Hi! I’ve been very busy this carnival season because, now that we can have parades again, I joined the Krewe of Red Beans. This means I spend most of my free time right now hot-gluing beans and also my fingers. It’s like 50/50, in terms of beans vs. fingers.
Also: Krewe of Red Beans does a ton of important mutual aid work in and around New Orleans and if you value the culture the people here create, maybe you’d like to donate a few bucks.
Anyway, I’ve been doing more listening than reading lately. I have no Animal Collective takes, but if you liked their new album, please convince me to try it again.
— Ashley
let me tell you about this band
It’s hard to pinpoint the moment when Wet Leg really got me. It was long before I heard guitarist Hester Chambers say, “OK everyone, hold on to your buttholes,” in the middle of their NPR Tiny Desk performance, or when I saw whatever’s going on in this music video.
Maybe it was when I heard “Chaise Lounge.” There’s just so much going on in their first single that it’s hard to resist breaking it down line by line, lick by lick. Here are the first lyrics Wet Leg released to the wide world:
Mommy, daddy, look at me
I went to school and I got a degree
All my frends call it the “big D”
I went to school and I got the big D
I got the big D
I got the big D
I got the big D
I went to school and I got the big D
If you haven’t just stopped reading to go listen to the band that started a song by letting mom and dad know they had sex, I’ll add that this is all delivered in Rhian Teasdale’s very British deadpan. That first sentence spans a solid 16 beats.
Over the driving baseline, we move on to a Mean Girls reference.
Is your muffin buttered?
Would like us to assign someone to butter your muffin?
They’ll later put their own twist on the joke — “Is your mother worried? Would you like us to assign someone to worry your mother?” — but not before giving us the hypnotizing chorus:
On chaise lounge, on the chaise lounge, on the chaise lounge, all day long, on the chaise lounge.
You’re just going to have to play it to hear what I mean when I say this is some kind of low-enunciation meditation mantra made possible by a British accent. The song is just three minutes and 19 seconds long but maybe you’ll find some kind of zen eternity in the chant and the rise and fall of the guitar riff.
We’ve got just four chewy little bites of Wet Leg right now and I’m on them like a cokehead on gum. In fact it’s tempting to verbally chomp on each of them right here, but no one wants the play-by-play.
The whole package, though — it’s sweet and sour and savory and salty.

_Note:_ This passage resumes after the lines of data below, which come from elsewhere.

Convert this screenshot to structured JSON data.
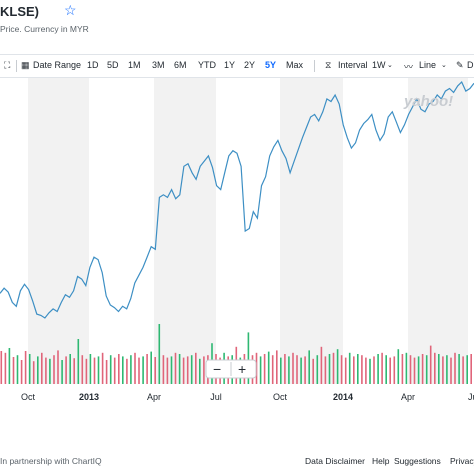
{
  "header": {
    "title": "KLSE)",
    "subtitle": "Price. Currency in MYR",
    "star_icon": "star-outline-icon"
  },
  "toolbar": {
    "date_range_label": "Date Range",
    "ranges": [
      "1D",
      "5D",
      "1M",
      "3M",
      "6M",
      "YTD",
      "1Y",
      "2Y",
      "5Y",
      "Max"
    ],
    "active_range": "5Y",
    "interval_label": "Interval",
    "interval_value": "1W",
    "chart_type_label": "Line",
    "draw_label": "D"
  },
  "watermark": "yahoo!",
  "zoom": {
    "minus": "−",
    "plus": "+"
  },
  "footer": {
    "partner": "In partnership with ChartIQ",
    "links": [
      "Data Disclaimer",
      "Help",
      "Suggestions",
      "Privacy"
    ]
  },
  "colors": {
    "line": "#3d8fc4",
    "up": "#2eb872",
    "down": "#e0657a",
    "accent": "#0f69ff",
    "band": "#f2f2f2"
  },
  "chart_data": {
    "type": "line",
    "x_tick_labels": [
      "Oct",
      "2013",
      "Apr",
      "Jul",
      "Oct",
      "2014",
      "Apr",
      "Ju"
    ],
    "bold_ticks": [
      "2013",
      "2014"
    ],
    "price_series": [
      0.72,
      0.76,
      0.73,
      0.65,
      0.62,
      0.74,
      0.79,
      0.75,
      0.66,
      0.56,
      0.55,
      0.53,
      0.57,
      0.6,
      0.58,
      0.65,
      0.71,
      0.69,
      0.74,
      0.85,
      0.83,
      0.78,
      0.92,
      1.0,
      0.98,
      0.88,
      0.7,
      0.63,
      0.61,
      0.58,
      0.62,
      0.6,
      0.68,
      0.8,
      0.86,
      0.92,
      1.0,
      1.08,
      1.06,
      1.46,
      1.48,
      1.46,
      1.52,
      1.45,
      1.48,
      1.7,
      1.72,
      1.65,
      1.6,
      1.7,
      1.74,
      1.78,
      1.69,
      1.55,
      1.52,
      1.65,
      1.78,
      1.82,
      1.8,
      1.7,
      1.2,
      1.22,
      1.35,
      1.3,
      1.55,
      1.62,
      1.78,
      1.85,
      1.9,
      1.82,
      1.76,
      1.65,
      1.74,
      1.83,
      1.92,
      2.0,
      2.08,
      2.1,
      2.05,
      2.12,
      2.22,
      2.2,
      2.25,
      2.18,
      2.02,
      1.92,
      1.84,
      1.88,
      1.98,
      2.03,
      2.06,
      2.1,
      1.98,
      1.9,
      1.95,
      2.08,
      2.12,
      2.04,
      1.96,
      2.02,
      2.1,
      2.16,
      2.22,
      2.14,
      2.12,
      2.18,
      2.2,
      2.25,
      2.22,
      2.28,
      2.3,
      2.27,
      2.32,
      2.35,
      2.28,
      2.3,
      2.34
    ],
    "volume_series": [
      0.55,
      0.52,
      0.6,
      0.45,
      0.48,
      0.4,
      0.55,
      0.5,
      0.38,
      0.46,
      0.52,
      0.44,
      0.42,
      0.48,
      0.56,
      0.4,
      0.46,
      0.5,
      0.43,
      0.75,
      0.48,
      0.42,
      0.5,
      0.44,
      0.46,
      0.52,
      0.4,
      0.48,
      0.44,
      0.5,
      0.46,
      0.42,
      0.48,
      0.52,
      0.44,
      0.46,
      0.5,
      0.54,
      0.45,
      1.0,
      0.48,
      0.44,
      0.46,
      0.52,
      0.5,
      0.44,
      0.46,
      0.48,
      0.52,
      0.42,
      0.46,
      0.48,
      0.68,
      0.5,
      0.44,
      0.52,
      0.46,
      0.48,
      0.62,
      0.44,
      0.5,
      0.86,
      0.48,
      0.52,
      0.46,
      0.5,
      0.54,
      0.48,
      0.56,
      0.44,
      0.5,
      0.46,
      0.52,
      0.48,
      0.44,
      0.46,
      0.56,
      0.42,
      0.48,
      0.62,
      0.46,
      0.5,
      0.52,
      0.58,
      0.48,
      0.44,
      0.52,
      0.46,
      0.5,
      0.48,
      0.44,
      0.42,
      0.46,
      0.5,
      0.52,
      0.48,
      0.44,
      0.46,
      0.58,
      0.5,
      0.52,
      0.48,
      0.44,
      0.46,
      0.5,
      0.48,
      0.64,
      0.52,
      0.5,
      0.46,
      0.48,
      0.44,
      0.52,
      0.5,
      0.46,
      0.48,
      0.5
    ],
    "volume_up_pattern": [
      0,
      0,
      1,
      0,
      1,
      0,
      0,
      1,
      0,
      1,
      0,
      0,
      1,
      0,
      0,
      1,
      0,
      1,
      0,
      1,
      0,
      0,
      1,
      0,
      1,
      0,
      0,
      1,
      0,
      0,
      1,
      0,
      1,
      0,
      0,
      1,
      0,
      1,
      0,
      1,
      0,
      0,
      1,
      0,
      1,
      0,
      0,
      1,
      0,
      1,
      0,
      0,
      1,
      0,
      0,
      1,
      0,
      1,
      0,
      1,
      0,
      1,
      0,
      0,
      1,
      0,
      1,
      0,
      0,
      1,
      0,
      1,
      0,
      0,
      1,
      0,
      1,
      0,
      1,
      0,
      0,
      1,
      0,
      1,
      0,
      0,
      1,
      0,
      1,
      0,
      0,
      1,
      0,
      1,
      0,
      1,
      0,
      0,
      1,
      0,
      1,
      0,
      0,
      1,
      0,
      1,
      0,
      0,
      1,
      0,
      1,
      0,
      0,
      1,
      0,
      1,
      0
    ]
  }
}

I’m charmed by the reverb-y chime of Chambers’ guitar on “Too Late Now,” and the moment when everything but the hi-hat drops out and Teasdale flatly tells us “Now everything is going wrong / I think I changed my mind again / I’m not sure if this is a song / I don’t know what I’m saying.” I’m hooked on the crunchy, downbeat-hammering insistence of “Oh No.” And I’m smiling when Teasedale sings, “What makes you think you’re good enough to think about when you’re touching yourself,” on “Wet Dream.” (“I got the big D” is not their only act of taunting in repetition. She repeats “touching yourself” five times, twice.) We don’t have the album or even an EP, but it’s a perfect little collection of songs to let play on repeat.
Wet Leg starts touring the U.S. in March and releases their album April 8.
let me tell you about this song
Yes, hello, my Mitski brain has logged on.
Finally, the entirety of Laurel Hell is at our fingertips and in our ears. I’ve said a lot about the singles in this newsletter so lemme just zero in on “Stay Soft” for a second.
This is some extremely Mitski shit and I think you should listen to it right now.
“Open up your heart,” she says, “like the gates of hell.”
Yes ma’am.
The trick of this song is how it’s soaring and wide open and vulnerable and the core message is “stay soft, get eaten, only natural to harden up.”
The tick of this album is that Mitski had decided to quit the music business, realized she was contractually obligated to make one more album, and instead of phoning it in, reinvented herself one more time and hit us with a series of arty interpretive-dance-ish videos and the line, “If you would just make one mistake, what a relief that would be.”
let me tell you about this cat
Cleo works at the garden shop and Cleo has had enough of you.
She knows you were in here yesterday bothering a different cat with your attempts to haggle. She is not coming down on the price of Happy Frog Potting Soil. This is a friendly independent local garden shop but that doesn’t mean they don’t operate under capitalism. Do you understand? Things cost what they cost.
Oh you want to speak to the manager? She’s the older woman behind the other counter in the Yankees hat. You can ask her about Mickey Mantle or you can complain about a cat. One option will get you a charming little joke about her sexuality and the other will save you 65 cents on the automatic rounding-up she normally does to feed the cats. Either way you’ll pay the full sticker price for that soil and Cleo will still sleep like a soft and perfect angel.